Sunday, May 07, 2006

having faith

strange how some people can remain close despite not keeping in constant contact with each other.

ran into an old colleague cum friend at the timberlux flea market last saturday. they've always had something in common but she can't quite put her finger to it till she was in bed last night that it hit her. they were both going through similar roadblocks in life.

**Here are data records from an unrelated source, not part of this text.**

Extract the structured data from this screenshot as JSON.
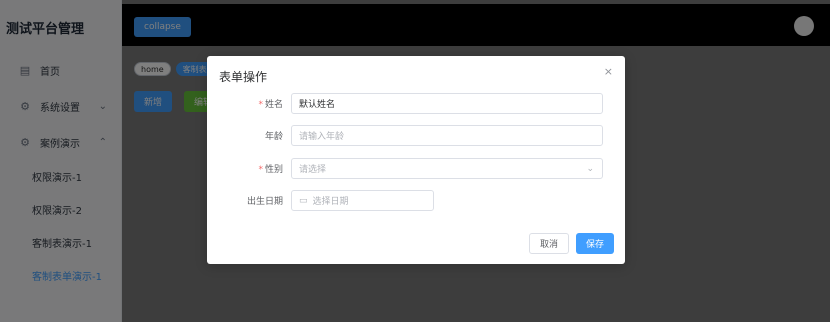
{
  "sidebar": {
    "brand": "测试平台管理",
    "items": [
      {
        "label": "首页",
        "icon": "document-icon"
      },
      {
        "label": "系统设置",
        "icon": "gear-icon",
        "chevron": "⌄"
      },
      {
        "label": "案例演示",
        "icon": "gear-icon",
        "chevron": "⌃"
      }
    ],
    "subitems": [
      {
        "label": "权限演示-1"
      },
      {
        "label": "权限演示-2"
      },
      {
        "label": "客制表演示-1"
      },
      {
        "label": "客制表单演示-1",
        "active": true
      }
    ]
  },
  "topbar": {
    "collapse_label": "collapse"
  },
  "tags": [
    {
      "label": "home",
      "active": false
    },
    {
      "label": "客制表",
      "active": true
    }
  ],
  "actions": [
    {
      "label": "新增",
      "color": "#409eff"
    },
    {
      "label": "编辑",
      "color": "#67c23a"
    }
  ],
  "dialog": {
    "title": "表单操作",
    "close_symbol": "×",
    "required_mark": "*",
    "fields": {
      "name": {
        "label": "姓名",
        "value": "默认姓名"
      },
      "age": {
        "label": "年龄",
        "placeholder": "请输入年龄"
      },
      "gender": {
        "label": "性别",
        "placeholder": "请选择"
      },
      "birthday": {
        "label": "出生日期",
        "placeholder": "选择日期"
      }
    },
    "cancel_label": "取消",
    "save_label": "保存"
  },
  "colors": {
    "primary": "#409eff",
    "success": "#67c23a",
    "required": "#f56c6c",
    "topbar": "#000000"
  }
}
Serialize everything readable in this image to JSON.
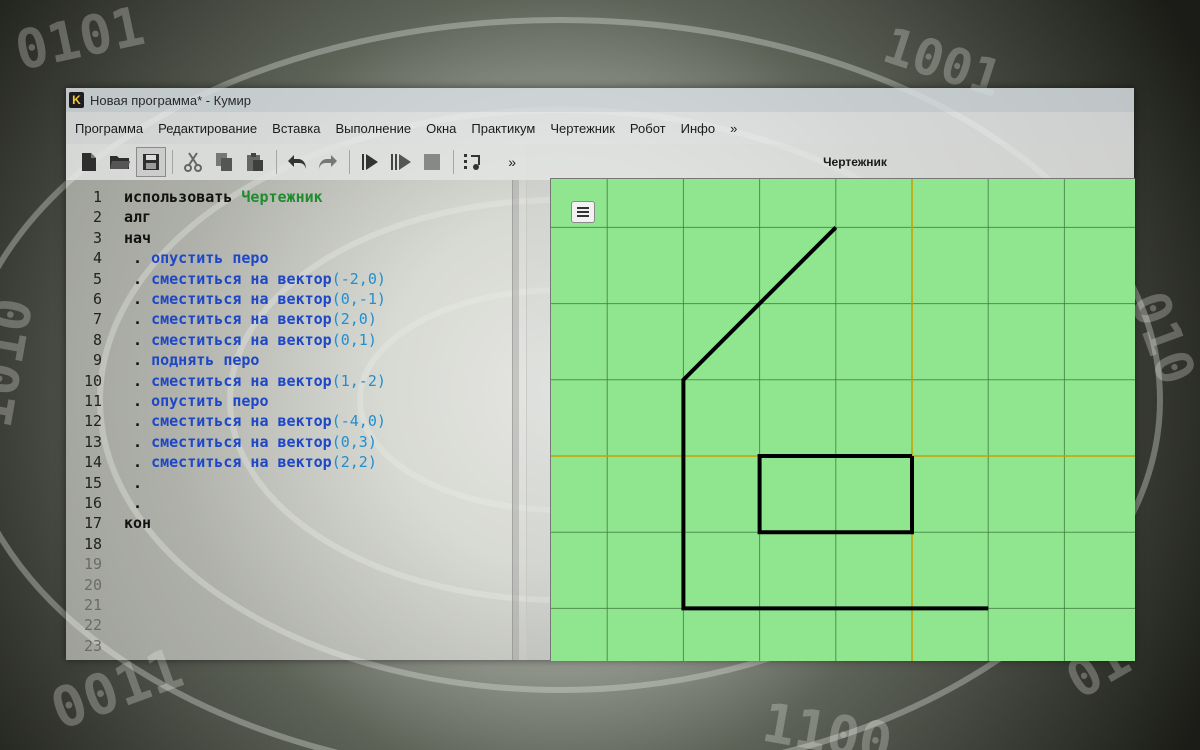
{
  "window": {
    "title": "Новая программа* - Кумир",
    "logo_letter": "K"
  },
  "menu": [
    "Программа",
    "Редактирование",
    "Вставка",
    "Выполнение",
    "Окна",
    "Практикум",
    "Чертежник",
    "Робот",
    "Инфо",
    "»"
  ],
  "toolbar": {
    "buttons": [
      "new-file-icon",
      "open-folder-icon",
      "save-icon",
      "cut-icon",
      "copy-icon",
      "paste-icon",
      "undo-icon",
      "redo-icon",
      "run-icon",
      "step-run-icon",
      "stop-icon",
      "debug-icon"
    ],
    "more": "»"
  },
  "editor": {
    "line_numbers": [
      "1",
      "2",
      "3",
      "4",
      "5",
      "6",
      "7",
      "8",
      "9",
      "10",
      "11",
      "12",
      "13",
      "14",
      "15",
      "16",
      "17",
      "18",
      "19",
      "20",
      "21",
      "22",
      "23"
    ],
    "lines": [
      [
        {
          "t": "использовать ",
          "c": "kw"
        },
        {
          "t": "Чертежник",
          "c": "mod"
        }
      ],
      [
        {
          "t": "алг",
          "c": "kw"
        }
      ],
      [
        {
          "t": "нач",
          "c": "kw"
        }
      ],
      [
        {
          "t": " . ",
          "c": "kw"
        },
        {
          "t": "опустить перо",
          "c": "cmd"
        }
      ],
      [
        {
          "t": " . ",
          "c": "kw"
        },
        {
          "t": "сместиться на вектор",
          "c": "cmd"
        },
        {
          "t": "(-2,0)",
          "c": "num"
        }
      ],
      [
        {
          "t": " . ",
          "c": "kw"
        },
        {
          "t": "сместиться на вектор",
          "c": "cmd"
        },
        {
          "t": "(0,-1)",
          "c": "num"
        }
      ],
      [
        {
          "t": " . ",
          "c": "kw"
        },
        {
          "t": "сместиться на вектор",
          "c": "cmd"
        },
        {
          "t": "(2,0)",
          "c": "num"
        }
      ],
      [
        {
          "t": " . ",
          "c": "kw"
        },
        {
          "t": "сместиться на вектор",
          "c": "cmd"
        },
        {
          "t": "(0,1)",
          "c": "num"
        }
      ],
      [
        {
          "t": " . ",
          "c": "kw"
        },
        {
          "t": "поднять перо",
          "c": "cmd"
        }
      ],
      [
        {
          "t": " . ",
          "c": "kw"
        },
        {
          "t": "сместиться на вектор",
          "c": "cmd"
        },
        {
          "t": "(1,-2)",
          "c": "num"
        }
      ],
      [
        {
          "t": " . ",
          "c": "kw"
        },
        {
          "t": "опустить перо",
          "c": "cmd"
        }
      ],
      [
        {
          "t": " . ",
          "c": "kw"
        },
        {
          "t": "сместиться на вектор",
          "c": "cmd"
        },
        {
          "t": "(-4,0)",
          "c": "num"
        }
      ],
      [
        {
          "t": " . ",
          "c": "kw"
        },
        {
          "t": "сместиться на вектор",
          "c": "cmd"
        },
        {
          "t": "(0,3)",
          "c": "num"
        }
      ],
      [
        {
          "t": " . ",
          "c": "kw"
        },
        {
          "t": "сместиться на вектор",
          "c": "cmd"
        },
        {
          "t": "(2,2)",
          "c": "num"
        }
      ],
      [
        {
          "t": " .",
          "c": "kw"
        }
      ],
      [
        {
          "t": " .",
          "c": "kw"
        }
      ],
      [
        {
          "t": "кон",
          "c": "kw"
        }
      ],
      [],
      [],
      [],
      [],
      [],
      []
    ]
  },
  "drawer": {
    "title": "Чертежник",
    "menu_button_icon": "hamburger-menu-icon",
    "colors": {
      "background": "#8fe68f",
      "grid": "#3f7a3f",
      "axis": "#c8a000",
      "pen": "#000000"
    },
    "strokes": [
      [
        [
          0,
          0
        ],
        [
          -2,
          0
        ],
        [
          -2,
          -1
        ],
        [
          0,
          -1
        ],
        [
          0,
          0
        ]
      ],
      [
        [
          1,
          -2
        ],
        [
          -3,
          -2
        ],
        [
          -3,
          1
        ],
        [
          -1,
          3
        ]
      ]
    ]
  }
}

there are some women who are emotional dependent all their lives (the kind that're never single). and there are some who totally shun relationships. and then there are those in between ones who crave companionship yet can't quite decide if relationships are for them at all. it's always nice having someone to return to at the end of the day, someone to cry, laugh and hold onto for that unconditonal support and not be afraid to tell you what a bitch you are at times. but then again, there are times where you feel like you're not living life to its fullest. you could've packed your bags to new york for that culinary course or picked up the courage to start anew abroad without thinking thrice about your actions and its consequences. it's scary as hell thinking the new career may take off at the expense of losing a very cherished one. she's seen many of her friends getting hitched and having little ones, while others were fretting bout when's their turn, would it be before they hit thirty? but she still ain't feeling the heat for legal commitment now, is there something wrong with her? the freaky institution scares her.

the weakest thing about her is risk aversion. be it relationships or work. for years, she's dreamt of being many things. a dress designer, a canvas artist, a non fiction writer (gave that thought up cos she needs a damn good editor to summarise the lengthy work), a fashion editor, a bed and breakfast owner. but she's never worked at those dreams, it's like an empty ambition and the disappointment in her lack of drive is finally getting to her, especially after seeing how an old friend decided to quit the industry after six years and explore new territories.

she's easily swayed and she's not afraid to admit her lack of focus cos there are many out there who, like her, simply don't know exactly what they want out of life. they're no young punks anymore after spending the past thirty years deliberating and are only now beginning to charter a new way of life. after all, it's never too late right?

have faith. success can be created with your own hands if only you believed in yourself.